ArgoLOOM: agentic AI for fundamental physics from quarks to cosmos
S. D. Bakshi, P. Barry, C. Bissolotti, I. Cloet, S. Corrodi, Z. Djurcic, S. Habib, K. Heitmann, T. J. Hobbs, W. Hopkins, S. Joosten, B. Kriesten, N. Ramachandra, A. Wells, M. Zurek
TL;DR
The paper addresses the need for cross-frontier computational workflows in fundamental physics and introduces ArgoLOOM, an agentic AI framework that orchestrates cosmology, collider physics, and nuclear QCD analyses. Using a GPT-based backbone with a curated FAISS-enabled knowledge base and run-card based reproducibility, ArgoLOOM can generate end-to-end workflows across domains, producing cosmology outputs such as angular power spectra $C_\ell$ and derived $D_\ell$, as well as collider observables and DIS mappings. Two case studies—top-down sterile-neutrino scenarios and bottom-up high-$x$ DIS to TeV-scale models—demonstrate cross-domain planning and the system's extensibility. The work outlines the architecture, knowledge-base design, and domain-specific modules, underscoring a path toward scalable, interpretable, and reproducible cross-domain discovery pipelines in fundamental physics.
Abstract
Progress in modern physics has been supported by a steadily expanding corpus of numerical analyses and computational frameworks, which in turn form the basis for precision calculations and baseline predictions in experimental programs. These tools play a central role in navigating a complex landscape of theoretical models and current and potential observables to identify and understand fundamental interactions in physics. In addition, efforts to search for new fundamental interactions increasingly have a cross-disciplinary nature, such that understanding and leveraging interoperabilities among computational tools may be a significant enhancement.
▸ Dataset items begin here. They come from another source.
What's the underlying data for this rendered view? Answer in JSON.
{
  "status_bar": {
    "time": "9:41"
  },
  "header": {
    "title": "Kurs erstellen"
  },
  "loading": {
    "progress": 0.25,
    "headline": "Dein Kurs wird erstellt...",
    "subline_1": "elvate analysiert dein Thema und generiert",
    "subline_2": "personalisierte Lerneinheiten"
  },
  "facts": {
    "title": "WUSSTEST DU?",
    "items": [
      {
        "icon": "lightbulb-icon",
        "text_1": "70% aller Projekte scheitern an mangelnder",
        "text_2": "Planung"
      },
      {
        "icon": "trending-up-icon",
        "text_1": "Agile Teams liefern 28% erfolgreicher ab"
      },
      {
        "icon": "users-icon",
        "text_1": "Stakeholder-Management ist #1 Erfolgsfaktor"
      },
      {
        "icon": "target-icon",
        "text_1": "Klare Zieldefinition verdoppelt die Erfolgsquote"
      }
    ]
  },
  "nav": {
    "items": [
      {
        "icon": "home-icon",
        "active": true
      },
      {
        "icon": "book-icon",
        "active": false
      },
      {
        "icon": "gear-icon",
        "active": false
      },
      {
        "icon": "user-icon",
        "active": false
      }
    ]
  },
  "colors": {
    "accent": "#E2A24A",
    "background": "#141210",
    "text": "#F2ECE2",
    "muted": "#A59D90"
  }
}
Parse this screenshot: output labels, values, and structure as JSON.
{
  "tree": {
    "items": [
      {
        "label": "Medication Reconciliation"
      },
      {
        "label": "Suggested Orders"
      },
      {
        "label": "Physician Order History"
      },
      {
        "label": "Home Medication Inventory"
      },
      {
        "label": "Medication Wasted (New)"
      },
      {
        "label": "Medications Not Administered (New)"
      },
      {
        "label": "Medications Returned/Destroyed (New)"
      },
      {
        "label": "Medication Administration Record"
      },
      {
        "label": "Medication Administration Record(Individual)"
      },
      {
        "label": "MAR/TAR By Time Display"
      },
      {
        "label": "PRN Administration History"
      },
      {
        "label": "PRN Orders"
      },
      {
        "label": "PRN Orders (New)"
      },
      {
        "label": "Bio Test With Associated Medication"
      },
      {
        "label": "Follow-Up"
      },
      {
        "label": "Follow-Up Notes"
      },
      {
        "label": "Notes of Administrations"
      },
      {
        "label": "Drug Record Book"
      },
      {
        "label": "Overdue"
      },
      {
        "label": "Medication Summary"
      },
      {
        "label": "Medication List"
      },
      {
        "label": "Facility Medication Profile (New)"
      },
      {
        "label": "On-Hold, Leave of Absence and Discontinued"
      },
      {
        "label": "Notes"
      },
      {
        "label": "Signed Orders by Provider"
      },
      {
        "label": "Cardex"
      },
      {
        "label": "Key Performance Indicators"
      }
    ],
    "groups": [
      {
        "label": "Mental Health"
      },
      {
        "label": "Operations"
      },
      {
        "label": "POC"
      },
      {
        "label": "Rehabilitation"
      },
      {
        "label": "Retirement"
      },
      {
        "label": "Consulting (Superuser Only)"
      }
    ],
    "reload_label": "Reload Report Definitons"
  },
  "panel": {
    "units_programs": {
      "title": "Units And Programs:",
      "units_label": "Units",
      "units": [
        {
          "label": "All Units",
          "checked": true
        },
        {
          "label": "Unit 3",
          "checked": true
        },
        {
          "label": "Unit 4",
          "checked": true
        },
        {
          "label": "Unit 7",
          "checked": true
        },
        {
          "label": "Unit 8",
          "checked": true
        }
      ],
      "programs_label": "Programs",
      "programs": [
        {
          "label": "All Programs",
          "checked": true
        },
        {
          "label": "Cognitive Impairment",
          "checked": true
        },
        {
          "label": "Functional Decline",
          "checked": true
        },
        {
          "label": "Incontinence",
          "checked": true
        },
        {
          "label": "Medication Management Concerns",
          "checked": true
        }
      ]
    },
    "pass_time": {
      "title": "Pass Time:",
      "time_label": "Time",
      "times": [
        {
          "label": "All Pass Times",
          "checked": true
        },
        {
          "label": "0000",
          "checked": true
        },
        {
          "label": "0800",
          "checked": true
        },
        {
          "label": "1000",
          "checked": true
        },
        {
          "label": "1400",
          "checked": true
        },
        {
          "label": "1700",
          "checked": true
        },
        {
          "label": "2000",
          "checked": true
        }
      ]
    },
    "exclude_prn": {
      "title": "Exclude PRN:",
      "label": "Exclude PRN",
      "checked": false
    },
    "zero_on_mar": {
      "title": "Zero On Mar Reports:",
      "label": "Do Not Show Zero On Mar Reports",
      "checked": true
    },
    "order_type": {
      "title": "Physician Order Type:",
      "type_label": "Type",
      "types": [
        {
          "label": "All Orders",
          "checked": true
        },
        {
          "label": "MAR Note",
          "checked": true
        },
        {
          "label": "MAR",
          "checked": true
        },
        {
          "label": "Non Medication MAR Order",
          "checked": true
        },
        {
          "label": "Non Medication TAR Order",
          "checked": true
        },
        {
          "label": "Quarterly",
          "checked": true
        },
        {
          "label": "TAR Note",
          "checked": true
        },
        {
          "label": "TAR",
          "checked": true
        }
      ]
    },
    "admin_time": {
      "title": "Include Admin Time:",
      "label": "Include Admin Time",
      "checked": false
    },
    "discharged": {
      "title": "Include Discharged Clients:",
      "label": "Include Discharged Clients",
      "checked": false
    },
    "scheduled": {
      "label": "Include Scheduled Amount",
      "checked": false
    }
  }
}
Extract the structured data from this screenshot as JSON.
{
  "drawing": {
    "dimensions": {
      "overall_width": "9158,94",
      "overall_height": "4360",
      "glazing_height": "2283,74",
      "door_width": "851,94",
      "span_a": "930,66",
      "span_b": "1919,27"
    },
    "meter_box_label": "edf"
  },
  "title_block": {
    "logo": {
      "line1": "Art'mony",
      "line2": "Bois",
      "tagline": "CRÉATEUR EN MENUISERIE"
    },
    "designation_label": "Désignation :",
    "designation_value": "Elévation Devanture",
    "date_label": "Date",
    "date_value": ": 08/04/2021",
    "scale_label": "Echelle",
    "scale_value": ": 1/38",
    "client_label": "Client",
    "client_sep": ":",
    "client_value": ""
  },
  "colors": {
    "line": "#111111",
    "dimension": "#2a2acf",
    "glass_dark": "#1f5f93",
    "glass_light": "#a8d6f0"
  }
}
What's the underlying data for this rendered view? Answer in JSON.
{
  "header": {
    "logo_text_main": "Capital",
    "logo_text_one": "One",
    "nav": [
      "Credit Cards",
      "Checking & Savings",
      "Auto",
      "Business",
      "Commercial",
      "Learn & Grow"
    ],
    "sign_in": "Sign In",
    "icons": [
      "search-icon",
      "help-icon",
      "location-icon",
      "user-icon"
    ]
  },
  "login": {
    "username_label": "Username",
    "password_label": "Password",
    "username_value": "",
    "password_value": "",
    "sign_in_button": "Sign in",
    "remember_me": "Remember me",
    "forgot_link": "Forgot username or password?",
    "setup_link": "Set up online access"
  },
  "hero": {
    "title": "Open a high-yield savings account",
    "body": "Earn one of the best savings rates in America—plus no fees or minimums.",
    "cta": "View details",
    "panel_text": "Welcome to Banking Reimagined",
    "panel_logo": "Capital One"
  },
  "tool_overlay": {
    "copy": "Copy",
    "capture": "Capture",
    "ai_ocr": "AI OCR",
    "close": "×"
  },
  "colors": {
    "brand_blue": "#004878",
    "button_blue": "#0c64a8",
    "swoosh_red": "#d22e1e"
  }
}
This work presents a new agentic AI framework, which we call ArgoLOOM, designed to bridge methodologies and computational analyses across cosmology, collider physics, and nuclear science. We describe the system contours, key internal aspects, and outline its potential for unifying scientific discovery pipelines. In the process, we demonstrate the use of ArgoLOOM on two small-scale problems to illustrate its conceptual foundations and potential for extensibility into a steadily growing agentic framework for fundamental physics.